What is the Criteria API? How does it differ from HQL?
- The Criteria API is one of the main interfaces of Hibernate.
- It allows for programmatic querying of the database using restrictions and
projections. - Restrictions act like a where clause, while projections act like aggregate functions.
- Criteria API differs from HQL in that it is fully programmatic.
- HQL is still structured like SQL. It just understands OOP principles.
What do you need to include in the hibernate.Cloud Foundryg.xml file?
- The Hibernate config file must have all the details to setup the SessionFactory.
- These details are the connection info, dialect, and driver.
- It must also have all mappings in a mapping tag.
▪ Driver
▪ Dialect
▪ Username
▪ Password
▪ URL
▪ Link to mapping file
What are some common Hibernate annotations?
- @Entity: Specifies that the class is an entity. It can be applied on Class, Interface of Enums.
- @Table: It specifies the table in the database with which this entity is mapped.
- @Column: Specify the column mapping using this annotation. Name attribute of this annotation is used for specifying the table’s column name.
- @Id: This annotation specifies the primary key of the entity.
- @GeneratedValue: This annotation specifies the generation strategies for the values of primary keys.
- @One-to-one: Each entity instance is related to a single instance of another entity.
- @One-to-many: An entity instance can be related to multiple instances of the other entities.

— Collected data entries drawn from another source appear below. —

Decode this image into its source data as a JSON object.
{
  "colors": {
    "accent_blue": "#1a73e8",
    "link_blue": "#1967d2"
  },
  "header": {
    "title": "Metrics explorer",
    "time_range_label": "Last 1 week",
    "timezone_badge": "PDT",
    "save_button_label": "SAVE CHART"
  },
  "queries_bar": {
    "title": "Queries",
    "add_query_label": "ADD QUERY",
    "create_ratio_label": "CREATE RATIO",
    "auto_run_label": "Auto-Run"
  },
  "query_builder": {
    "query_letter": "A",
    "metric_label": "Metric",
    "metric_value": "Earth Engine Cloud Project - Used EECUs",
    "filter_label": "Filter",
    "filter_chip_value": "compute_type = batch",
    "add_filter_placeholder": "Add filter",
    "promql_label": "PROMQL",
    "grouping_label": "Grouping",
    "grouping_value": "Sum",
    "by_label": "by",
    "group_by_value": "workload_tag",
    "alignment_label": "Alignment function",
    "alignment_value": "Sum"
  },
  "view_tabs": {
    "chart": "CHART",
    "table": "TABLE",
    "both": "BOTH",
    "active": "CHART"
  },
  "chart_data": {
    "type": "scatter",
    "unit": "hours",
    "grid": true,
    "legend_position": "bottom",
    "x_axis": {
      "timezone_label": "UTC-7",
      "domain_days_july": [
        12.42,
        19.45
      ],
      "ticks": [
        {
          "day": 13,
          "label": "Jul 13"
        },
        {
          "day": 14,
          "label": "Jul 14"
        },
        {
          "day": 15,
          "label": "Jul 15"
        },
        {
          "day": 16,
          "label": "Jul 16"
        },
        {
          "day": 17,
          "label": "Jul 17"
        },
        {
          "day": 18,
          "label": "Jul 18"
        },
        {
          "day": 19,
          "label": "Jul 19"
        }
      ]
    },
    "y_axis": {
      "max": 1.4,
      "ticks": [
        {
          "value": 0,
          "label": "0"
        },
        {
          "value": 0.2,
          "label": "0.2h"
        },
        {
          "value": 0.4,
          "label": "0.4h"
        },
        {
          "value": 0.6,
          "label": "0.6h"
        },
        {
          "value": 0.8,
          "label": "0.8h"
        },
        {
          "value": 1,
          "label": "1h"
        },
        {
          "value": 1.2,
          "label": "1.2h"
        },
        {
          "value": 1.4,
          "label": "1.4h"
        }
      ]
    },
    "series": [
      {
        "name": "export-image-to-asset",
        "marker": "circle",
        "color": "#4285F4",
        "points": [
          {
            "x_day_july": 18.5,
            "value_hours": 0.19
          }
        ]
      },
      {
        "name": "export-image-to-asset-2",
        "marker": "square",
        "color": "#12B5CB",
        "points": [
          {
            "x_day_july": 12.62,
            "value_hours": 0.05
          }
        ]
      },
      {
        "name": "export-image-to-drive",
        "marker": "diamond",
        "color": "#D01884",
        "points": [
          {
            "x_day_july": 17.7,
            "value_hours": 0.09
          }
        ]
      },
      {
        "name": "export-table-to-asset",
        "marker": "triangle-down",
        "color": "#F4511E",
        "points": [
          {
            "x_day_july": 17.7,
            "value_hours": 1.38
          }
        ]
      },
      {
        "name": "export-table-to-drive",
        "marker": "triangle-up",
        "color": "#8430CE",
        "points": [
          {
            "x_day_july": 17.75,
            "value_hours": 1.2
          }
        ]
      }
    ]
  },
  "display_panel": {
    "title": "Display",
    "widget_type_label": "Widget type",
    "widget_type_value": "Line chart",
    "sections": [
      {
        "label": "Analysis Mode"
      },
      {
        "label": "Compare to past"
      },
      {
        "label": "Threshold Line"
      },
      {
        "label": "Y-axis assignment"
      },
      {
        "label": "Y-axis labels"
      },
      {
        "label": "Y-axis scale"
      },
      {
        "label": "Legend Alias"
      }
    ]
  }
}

- @Many-to-one: multiple instances of an entity can be related to a single instance of the other entity.
- @Many-to-many: The entity instances can be related to multiple instances of each other.
What are the important classes and interfaces in Hibernate?
- Configuration class
- Session Interface
- SessionFactory Interface
- Transaction Interface
- Query Interface
- Criteria Interface
What are the types of Caches?
Three types:
- L1 Cache (Session Cache) – caches objects within the current session. It is enabled by default in Hibernate.
- L2 Cache (SessionFactory Cache) -responsible for caching objects across sessions.
- Query Cache – used to cache the results of a query.
get() vs load() in Hibernate
- Only use the load() method if you are sure that the object exists.
- load() just returns a proxy by default and database will not be hit until the proxy is first invoked.
get()
- If you are not sure that the object exists, then use one of the get() methods.
- get() method will return null if the unique id is not found in the database.
- get() will hit the database immediately.
- get() returns a proxy, if no row is found throws ObjectNotFoundException. Load always hits the database returns null if no row found.
What is Transactional-Write Behind?
- Hibernate uses a sophisticated algorithm to determine an efficient ordering that avoids DB foreign key constraint violation, but it is still sufficiently predictable to the user
What is a Callback Interface?
- This interface is used in the application to receive a notification when some object events occur. Like when an object is loaded, saved or deleted.
- There is no need to implement a callback in hibernate applications, but it is useful for implementing certain kinds of generic functionality.